Fabrice Tourre was found liable Thursday on six counts of civil securities fraud in the SEC’s “first significant courtroom victory in a case stemming from the financial crisis,” the New York Times DealBook blog reports. According to the Wall Street Journal (sub. req.), “The unambiguous result surprised many lawyers who had watched the proceedings, expecting that the esoteric subject matter and more than two weeks of conflicting testimony would make a clear-cut victory unlikely.”

Tourre could be required to forfeit profits or pay fines ranging from from $5,000 to $130,000 for each violation, according to the Times. He had rejected a settlement that included a fine and a ban on working in the securities industry with the right to reapply in two years, sources told the Wall Street Journal.

Tourre had left his job at Goldman, though it was paying for his defense, and he is pursuing a doctorate in economics. As he left the Manhattan courthouse, he was carrying a copy of The History of the Decline and Fall of the Roman Empire, according to the Times account.

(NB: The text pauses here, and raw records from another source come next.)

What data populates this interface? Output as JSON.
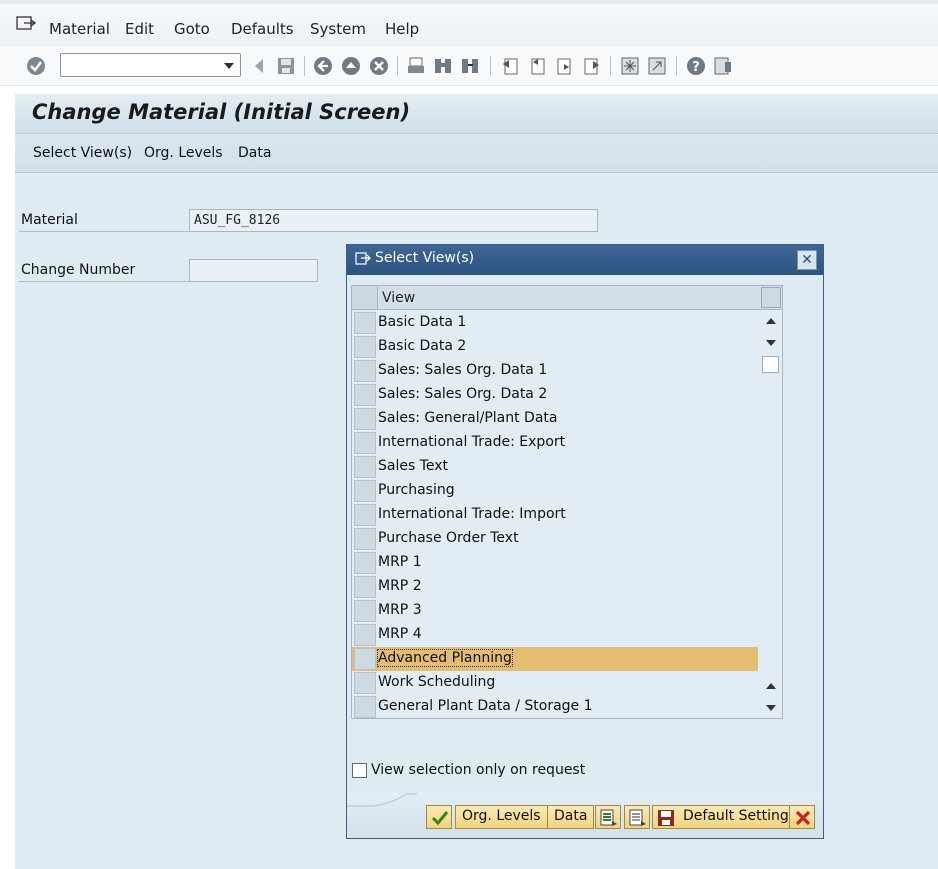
{
  "menubar": {
    "items": [
      "Material",
      "Edit",
      "Goto",
      "Defaults",
      "System",
      "Help"
    ]
  },
  "toolbar": {
    "command_field_value": ""
  },
  "screen": {
    "title": "Change Material (Initial Screen)",
    "app_toolbar": [
      "Select View(s)",
      "Org. Levels",
      "Data"
    ],
    "fields": {
      "material_label": "Material",
      "material_value": "ASU_FG_8126",
      "change_number_label": "Change Number",
      "change_number_value": ""
    }
  },
  "dialog": {
    "title": "Select View(s)",
    "column_header": "View",
    "views": [
      "Basic Data 1",
      "Basic Data 2",
      "Sales: Sales Org. Data 1",
      "Sales: Sales Org. Data 2",
      "Sales: General/Plant Data",
      "International Trade: Export",
      "Sales Text",
      "Purchasing",
      "International Trade: Import",
      "Purchase Order Text",
      "MRP 1",
      "MRP 2",
      "MRP 3",
      "MRP 4",
      "Advanced Planning",
      "Work Scheduling",
      "General Plant Data / Storage 1"
    ],
    "highlighted_view": "Advanced Planning",
    "checkbox_label": "View selection only on request",
    "checkbox_checked": false,
    "buttons": {
      "org_levels": "Org. Levels",
      "data": "Data",
      "default_setting": "Default Setting"
    }
  },
  "colors": {
    "dialog_title_bg": "#2c5382",
    "highlight_row": "#e5bd72",
    "screen_bg": "#dfebf3",
    "button_bg": "#f2d47e"
  }
}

At trial, Tourre defended a controversial note to his girlfriend as “a silly romantic email.” It read: “The entire building is at risk of collapse at any moment. Only potential survivor, the fabulous Fab (as Mitch would kindly call me, even though there is nothing fabulous about me…) standing in the middle of all these complex, highly leveraged, exotic trades he created without necessarily understanding all the implications of these monstrosities.”

Critics have questioned why the SEC pursued Tourre, a midlevel employee (there were many vice presidents), rather than higher ups. Juror Beverly Rhett, a retired teacher, echoed that view when she said of Tourre, “I could characterize him as somewhat of a scapegoat.”